Socialist society, in its relation to scientific and cultural inheritance in general, holds to a far lesser degree an attitude of indifference, or passive acceptance. It can be said that the greater the trust of socialism in sciences devoted to direct study of nature, the greater is its critical distrust in approaching those sciences and pseudo-sciences which are linked closely to the structure of human society, its economic institutions, its state, laws, ethics, etc. Of course, these two spheres are not separated by an impenetrable wall. But at the same time, it is an indisputable fact that the heritage embodied in those sciences which deal not with human society but with “matter”—in natural sciences in the broad sense of the term, and consequently of course in chemistry—is of incomparably greater weight.
The need to know nature is imposed upon men by their need to subordinate nature to themselves. Any digressions in this sphere from objective relationships, which are determined by the properties of matter itself, are corrected by practical experience. This alone seriously guarantees natural sciences, chemical research in particular, from intentional, unintentional, or semideliberate distortions, misinterpretations, and falsifications. Social research primarily devoted its efforts toward justifying historically arisen society, so as to preserve it against the attacks of “destructive theories,” etc. Herein is rooted the apologetic role of the official social sciences of bourgeois society; and this is the reason why their accomplishments are of little value.
So long as science as a whole remained a “handmaiden of theology,” it could produce valuable results only surreptitiously. This was the case in the Middle Ages. It was during the bourgeois regime, as already pointed out, that the natural sciences gained the possibility of wide development. But social science remained the servant of capitalism .
It is self-evident that if there are no limits to knowledge and mastery of matter, then there is no unknowable “essence.”
Knowledge that arms us with the ability to forecast all possible changes in matter, and endows us with the necessary power of producing these changes—such knowledge does in fact exhaust the essence of matter.
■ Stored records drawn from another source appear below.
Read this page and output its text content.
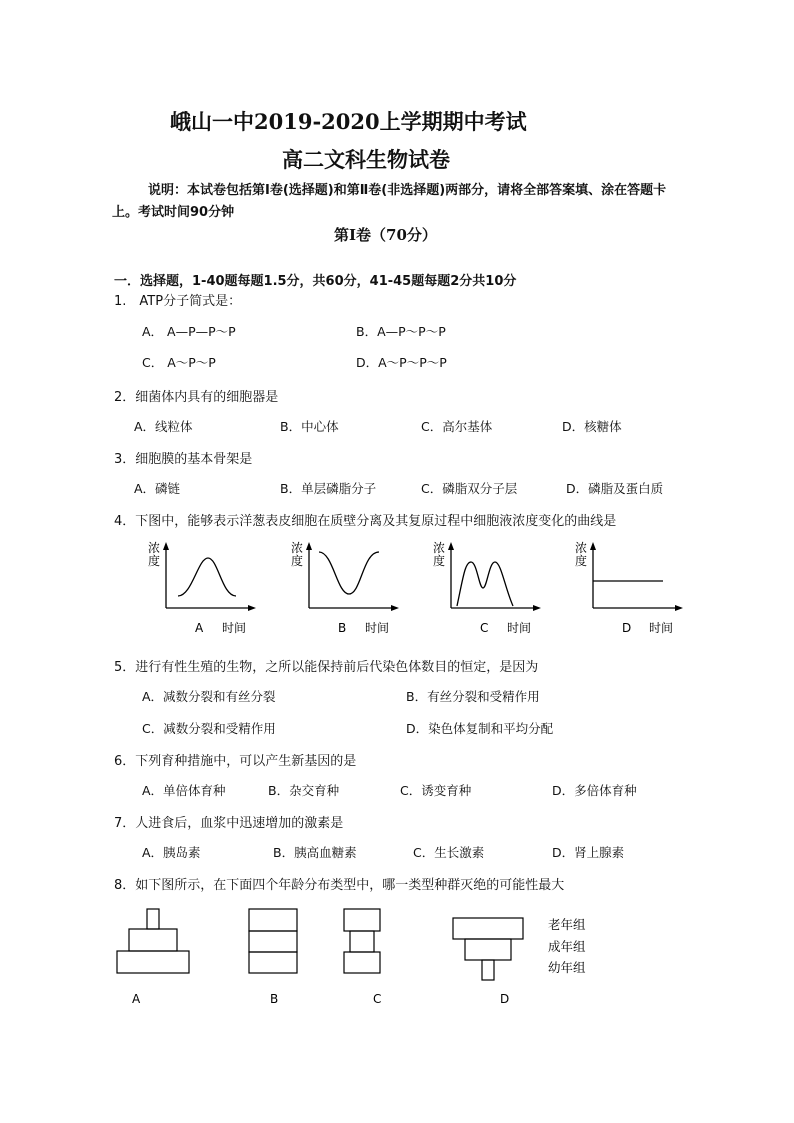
峨山一中2019-2020上学期期中考试
高二文科生物试卷
说明：本试卷包括第Ⅰ卷(选择题)和第Ⅱ卷(非选择题)两部分，请将全部答案填、涂在答题卡上。考试时间90分钟
第Ⅰ卷（70分）
一．选择题，1-40题每题1.5分，共60分，41-45题每题2分共10分
1.　ATP分子简式是：
A． A—P—P～P	B．A—P～P～P
C． A～P～P	D．A～P～P～P
2．细菌体内具有的细胞器是
A．线粒体	B．中心体	C．高尔基体	D．核糖体
3．细胞膜的基本骨架是
A．磷链	B．单层磷脂分子	C．磷脂双分子层	D．磷脂及蛋白质
4．下图中，能够表示洋葱表皮细胞在质壁分离及其复原过程中细胞液浓度变化的曲线是
浓度
A 时间
浓度
B 时间
浓度
C 时间
浓度
D 时间
5．进行有性生殖的生物，之所以能保持前后代染色体数目的恒定，是因为
A．减数分裂和有丝分裂	B．有丝分裂和受精作用
C．减数分裂和受精作用	D．染色体复制和平均分配
6．下列育种措施中，可以产生新基因的是
A．单倍体育种	B．杂交育种	C．诱变育种	D．多倍体育种
7．人进食后，血浆中迅速增加的激素是
A．胰岛素	B．胰高血糖素	C．生长激素	D．肾上腺素
8．如下图所示，在下面四个年龄分布类型中，哪一类型种群灭绝的可能性最大
A	B	C	D
老年组
成年组
幼年组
The so-called unknowable “essence” is only a generalization of our inadequate knowledge about matter. It is a pseudonym for our ignorance. Dualistic demarcation of unknown matter from its known properties reminds me of the jocular definition of a gold ring as a hole surrounded by precious metal. It is obvious that if we gain knowledge of the precious metal of phenomena and are able to shape it, then we can remain completely indifferent to the “hole” of the substance; and we gladly make a present of it to the archaic philosophers and theologians.